March 17, 2012 by Janesville Gazette — “We believe,” the Warhawk fans chanted here Saturday night.. It seemed more hoping and wishing than actual belief at the time, but it was well-founded as UW-Whitewater erased an 18-point deficit and won the NCAA Division III national championship over Cabrinia College in a 63-60 thriller. The victory gave UW-Whitewater both the national football and men’s basketball titles in the same year. No other Division III team has ever achieved that feat, and only the University of Florida has done that in any division.

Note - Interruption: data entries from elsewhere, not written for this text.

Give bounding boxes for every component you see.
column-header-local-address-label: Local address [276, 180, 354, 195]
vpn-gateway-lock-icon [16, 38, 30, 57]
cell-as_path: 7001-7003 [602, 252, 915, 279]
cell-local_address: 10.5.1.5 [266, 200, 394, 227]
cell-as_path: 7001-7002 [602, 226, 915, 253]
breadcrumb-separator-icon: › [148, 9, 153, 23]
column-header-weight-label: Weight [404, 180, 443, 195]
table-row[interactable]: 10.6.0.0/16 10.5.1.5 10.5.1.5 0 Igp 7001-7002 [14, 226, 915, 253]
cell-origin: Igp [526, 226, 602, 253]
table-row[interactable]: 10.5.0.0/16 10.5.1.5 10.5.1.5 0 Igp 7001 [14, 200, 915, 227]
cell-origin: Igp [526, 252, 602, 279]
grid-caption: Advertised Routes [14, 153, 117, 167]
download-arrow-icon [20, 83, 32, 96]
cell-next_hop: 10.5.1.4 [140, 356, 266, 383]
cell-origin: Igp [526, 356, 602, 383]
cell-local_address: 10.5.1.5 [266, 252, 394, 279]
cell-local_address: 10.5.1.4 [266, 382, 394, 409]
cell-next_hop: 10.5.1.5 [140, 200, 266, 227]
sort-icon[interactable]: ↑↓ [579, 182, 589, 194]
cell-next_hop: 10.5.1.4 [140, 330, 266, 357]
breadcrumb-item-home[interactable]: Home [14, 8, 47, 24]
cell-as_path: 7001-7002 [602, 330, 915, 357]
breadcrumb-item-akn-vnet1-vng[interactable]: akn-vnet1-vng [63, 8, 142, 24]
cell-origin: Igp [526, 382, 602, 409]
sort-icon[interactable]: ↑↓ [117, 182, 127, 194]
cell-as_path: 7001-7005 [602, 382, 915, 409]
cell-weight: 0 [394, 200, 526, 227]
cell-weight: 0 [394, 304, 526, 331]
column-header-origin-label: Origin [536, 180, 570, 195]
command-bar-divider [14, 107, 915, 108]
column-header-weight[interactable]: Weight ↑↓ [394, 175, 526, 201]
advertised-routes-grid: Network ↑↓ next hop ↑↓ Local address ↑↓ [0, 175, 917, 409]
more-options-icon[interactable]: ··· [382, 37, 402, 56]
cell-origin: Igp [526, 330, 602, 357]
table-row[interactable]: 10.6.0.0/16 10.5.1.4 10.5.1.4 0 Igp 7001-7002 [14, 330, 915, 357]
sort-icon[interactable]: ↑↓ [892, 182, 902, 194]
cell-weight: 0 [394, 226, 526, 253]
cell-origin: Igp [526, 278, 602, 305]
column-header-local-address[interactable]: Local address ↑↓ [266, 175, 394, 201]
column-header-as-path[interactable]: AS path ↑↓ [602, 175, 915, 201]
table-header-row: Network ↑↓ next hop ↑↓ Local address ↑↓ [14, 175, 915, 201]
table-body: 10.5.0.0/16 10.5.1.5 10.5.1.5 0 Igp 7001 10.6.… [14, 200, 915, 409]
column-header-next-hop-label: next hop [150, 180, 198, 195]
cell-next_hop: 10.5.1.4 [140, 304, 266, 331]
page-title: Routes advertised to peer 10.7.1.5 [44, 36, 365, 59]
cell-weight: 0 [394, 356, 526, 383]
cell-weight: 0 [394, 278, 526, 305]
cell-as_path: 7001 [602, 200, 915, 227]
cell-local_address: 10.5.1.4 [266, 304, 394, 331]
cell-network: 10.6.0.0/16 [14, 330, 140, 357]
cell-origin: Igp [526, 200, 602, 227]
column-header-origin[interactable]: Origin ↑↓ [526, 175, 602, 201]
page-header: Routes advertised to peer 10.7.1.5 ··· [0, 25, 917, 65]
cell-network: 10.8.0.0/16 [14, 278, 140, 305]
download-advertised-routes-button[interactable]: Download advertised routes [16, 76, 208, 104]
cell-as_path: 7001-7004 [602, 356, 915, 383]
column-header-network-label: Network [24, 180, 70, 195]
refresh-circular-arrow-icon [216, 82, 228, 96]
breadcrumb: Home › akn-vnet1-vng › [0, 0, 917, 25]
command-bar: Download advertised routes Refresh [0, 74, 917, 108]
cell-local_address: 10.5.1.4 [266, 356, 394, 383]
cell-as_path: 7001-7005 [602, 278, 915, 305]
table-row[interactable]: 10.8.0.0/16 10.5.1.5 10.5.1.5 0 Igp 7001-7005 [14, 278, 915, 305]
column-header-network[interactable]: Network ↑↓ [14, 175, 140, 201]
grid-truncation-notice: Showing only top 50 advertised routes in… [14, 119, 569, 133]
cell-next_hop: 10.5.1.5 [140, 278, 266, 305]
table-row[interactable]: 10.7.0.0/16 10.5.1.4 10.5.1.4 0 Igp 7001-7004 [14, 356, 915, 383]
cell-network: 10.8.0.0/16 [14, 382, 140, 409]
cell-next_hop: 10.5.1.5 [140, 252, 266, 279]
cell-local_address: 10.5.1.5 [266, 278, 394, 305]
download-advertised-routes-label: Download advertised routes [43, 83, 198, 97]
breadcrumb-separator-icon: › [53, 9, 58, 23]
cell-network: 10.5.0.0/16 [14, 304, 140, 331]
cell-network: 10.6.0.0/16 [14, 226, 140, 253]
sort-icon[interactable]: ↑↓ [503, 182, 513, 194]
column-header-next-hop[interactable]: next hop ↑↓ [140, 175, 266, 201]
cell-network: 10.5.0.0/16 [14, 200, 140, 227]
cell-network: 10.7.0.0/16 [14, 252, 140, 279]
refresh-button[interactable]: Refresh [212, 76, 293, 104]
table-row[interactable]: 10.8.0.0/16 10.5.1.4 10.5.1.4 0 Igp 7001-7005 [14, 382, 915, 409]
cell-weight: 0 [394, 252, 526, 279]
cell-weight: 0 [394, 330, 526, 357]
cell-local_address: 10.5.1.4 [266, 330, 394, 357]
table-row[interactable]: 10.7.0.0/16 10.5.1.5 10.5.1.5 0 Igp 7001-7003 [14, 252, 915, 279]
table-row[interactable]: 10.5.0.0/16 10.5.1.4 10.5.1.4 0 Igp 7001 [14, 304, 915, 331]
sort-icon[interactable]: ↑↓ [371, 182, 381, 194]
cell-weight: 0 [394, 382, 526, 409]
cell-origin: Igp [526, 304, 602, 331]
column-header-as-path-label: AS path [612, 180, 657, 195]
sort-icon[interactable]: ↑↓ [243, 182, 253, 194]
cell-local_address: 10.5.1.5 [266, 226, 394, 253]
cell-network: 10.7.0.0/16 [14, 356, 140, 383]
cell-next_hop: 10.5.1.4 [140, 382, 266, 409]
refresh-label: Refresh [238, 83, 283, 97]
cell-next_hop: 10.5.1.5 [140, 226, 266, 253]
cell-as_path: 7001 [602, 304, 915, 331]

The University of Tennessee football team and women’s basketball team both won national titles in the same year. With 7:22 left in the national championship game, UW-Whitewater fans started their familiar chant of belief. Just minutes prior to that timeout, not many Warhawk fans were outwardly expressing any confidence. Whitewater trailed, 47-29, with 14:43 to play and nothing appeared to be going the Warhawks’ way.

Leading scorer Chris Davis had just gathered in a defensive rebound, only to have the ball snatched from his hands and stuck in the hoop by Cavalier big man Jon Miller. Davis was whistled for a foul and had a look of disbelief at the way the game was progressing. He had two points, both free throws, at the time. Davis and the Warhawk faithful had no reason to believe the game was about to change, but momentum is a fickle friend and it switched out of the Cabrini blue and donned the white uniform of the Warhawks the rest of the game. That uniform might have been the No. 10 of Quardell Young. The freshman guard split the Cavalier defense on three straight possessions and served notice that the Warhawks were not finished.

Coach Pat Miller, who was a player on Whitewater’s last national championship team in 1989, said Young’s penetration was the first success the Warhawks had stabbing the Cabrini defense. “We hadn’t been able to break them down or get the ball inside successfully,” Miller said. “That was the first time we got inside successfully and got them out of position. That opened other things up.” Miller said Young’s dribble drive was not high on the offensive game plan. “We always go into a game with multiple game plans and it’s usually A, B, or C. I think it was to about ‘G’ as we were trying to figure out what we were going to do to score and get ourselves back into the game,” Miller said.

Cabrini coach Marcus Kahn put the credit for turning the game squarely on Young. “I thought that No. 10 coming in and taking it to the rack three times in a row on us,” Kahn said. “That hurt us. I thought that was the tide turning part. Those three layups he got when we stopped challenging. That’s what put us on our heels, on both ends of the floor.” The Warhawks (29-4) trailed by only three when the chants of “We believe” started, and Alex Edmunds trimmed that to one skinny point on the next possession. He finished with 11 points, one better than Young’s 10 and behind leading Warhawk scorer Davis, who had 12. Edmunds’ layup was a relief because he missed close shots in the early going.

The Warhawks were being denied by a finicky rim more than the Cavalier defense in the first half, shooting 33 percent, missing six shots from close range. Davis had a three-pointer during the deficit-cutting run, but it wasn’t until he buried a trey with 3:19 remaining that the Warhawks tied the game. John Boyd led all scorers with 18 points, but the Warhawk defense was able to prevent him and Cory Lemons from shredding them the way Cabrini had to most of its opponents. The Cavaliers averaged 85 ppg this season and made a living making shots from behind the arc. The Warhawks held them to 5-of-23 shooting from long range. They shot only 34 percent from the floor in the game. Miller credited the composure of his team with allowing the comeback. “With this team, we’ve been there,” he said. “They didn’t panic; didn’t start blaming each other and kept their composure. A lot of that is due to the tough and physical conference we play in.”

The Warhawks celebrate their fifth national title in Salem, the other four coming in the Stagg Bowl at Salem Football Stadium about 300 yards from the basketball arena. For Miller, who knows what it’s like to win as a player and a coach, he said being a player is better. “It’s really different. I think it’s better as a player. I tell these guys and I’m only half-joking that when they win, I don’t want the credit, but when they lose I don’t necessarily think that’s my fault,” Miller said with a laugh.